Piscine Molitor Patel, alias Pi (Suraj Sharma) grandit à Pondichéry, candide et curieux, il s’émerveille de tout, du zoo de son père, à la découverte de l’amour et de la spiritualité. De l’enfance à l’adolescence le jeune Pi fait ainsi ses premiers pas dans la vie. Mais son destin se verra bousculé lorsqu’embarquant avec sa famille sur un cargo en partance pour le Canada, le navire fait naufrage en plein Océan Pacifique. Seul survivant, il doit partager son canot de sauvetage avec un tigre du Bengale. Là commence son apprentissage.


Fable initiatique visuellement époustouflante, l’Odyssée de Pi nous épargne tout l’étalage niaiseux d’un spectacle féérique grossier et dépourvu de profondeur. Tout d’abord Ang Lee a la bonne idée de nous épargner tout anthropomorphisme entre le jeune homme et le tigre. Chacun est sa place, la place que la nature lui impose, ce qui n’empêche pas une profonde relation entre Pi et l’animal. De plus dans cette aventure contrebalancée de merveilleux, Pi part son apprentissage est en quelque sorte notre repère moral, celui de l’Homme quant à sa place dans l’univers. L’Homme qui face à l’immensité réapprend les valeurs de l’humilité. Par ailleurs la féerie du récit, et c’est là toute la force de l’adaptation du cinéaste, demeure la traduction onirique d’un état d’esprit, d’un cheminement spirituel. A ce titre les images et la réalisation exagérément merveilleuse transcendent littéralement le propos.

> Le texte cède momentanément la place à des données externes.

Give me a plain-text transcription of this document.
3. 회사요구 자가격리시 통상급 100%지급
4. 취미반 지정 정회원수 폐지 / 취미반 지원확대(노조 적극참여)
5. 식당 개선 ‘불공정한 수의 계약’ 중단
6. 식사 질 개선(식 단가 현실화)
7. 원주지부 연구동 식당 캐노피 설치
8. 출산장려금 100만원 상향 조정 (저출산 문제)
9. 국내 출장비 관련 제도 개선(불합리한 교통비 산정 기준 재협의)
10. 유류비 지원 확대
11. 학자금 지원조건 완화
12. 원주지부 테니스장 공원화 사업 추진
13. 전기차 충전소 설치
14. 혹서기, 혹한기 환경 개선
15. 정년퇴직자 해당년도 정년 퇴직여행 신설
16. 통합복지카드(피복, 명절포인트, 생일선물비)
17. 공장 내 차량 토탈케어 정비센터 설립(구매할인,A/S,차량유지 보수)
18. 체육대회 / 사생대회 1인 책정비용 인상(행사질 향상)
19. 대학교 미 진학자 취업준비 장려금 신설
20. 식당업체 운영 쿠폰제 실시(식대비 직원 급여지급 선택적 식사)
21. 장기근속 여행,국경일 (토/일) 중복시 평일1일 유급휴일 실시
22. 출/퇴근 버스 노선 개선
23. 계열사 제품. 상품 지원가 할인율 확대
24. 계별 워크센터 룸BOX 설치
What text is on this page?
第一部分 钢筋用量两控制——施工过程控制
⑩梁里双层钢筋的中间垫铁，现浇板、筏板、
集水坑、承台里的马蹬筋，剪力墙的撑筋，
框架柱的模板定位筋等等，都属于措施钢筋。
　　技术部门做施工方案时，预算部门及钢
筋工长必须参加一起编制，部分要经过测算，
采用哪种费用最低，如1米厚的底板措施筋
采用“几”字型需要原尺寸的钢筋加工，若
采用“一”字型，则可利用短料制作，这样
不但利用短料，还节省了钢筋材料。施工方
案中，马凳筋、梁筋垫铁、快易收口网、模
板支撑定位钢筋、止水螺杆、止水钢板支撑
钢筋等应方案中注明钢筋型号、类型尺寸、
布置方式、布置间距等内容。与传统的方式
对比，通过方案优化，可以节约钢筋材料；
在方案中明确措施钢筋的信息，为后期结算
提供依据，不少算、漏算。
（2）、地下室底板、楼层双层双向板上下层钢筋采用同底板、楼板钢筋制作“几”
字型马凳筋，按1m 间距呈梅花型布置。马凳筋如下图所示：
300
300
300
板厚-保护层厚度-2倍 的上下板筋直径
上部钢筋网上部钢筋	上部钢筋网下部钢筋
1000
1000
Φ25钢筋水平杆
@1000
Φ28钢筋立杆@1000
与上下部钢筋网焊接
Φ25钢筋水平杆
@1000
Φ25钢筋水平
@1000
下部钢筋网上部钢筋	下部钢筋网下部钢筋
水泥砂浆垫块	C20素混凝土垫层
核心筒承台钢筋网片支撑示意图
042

L’Odyssée de Pi est conte épique aux dimensions spirituelles, une quête pleine d’enseignement dont le tour de force réside dans son universalité. L’apothéose finale extatique et bouleversante justifie à elle seule le cœur du film et les raisons de sa mise en scène. L’Odyssée de Pi de Ang Lee réussi le pari impossible d’être un manifeste déiste ouvert à l’interprétation de tous.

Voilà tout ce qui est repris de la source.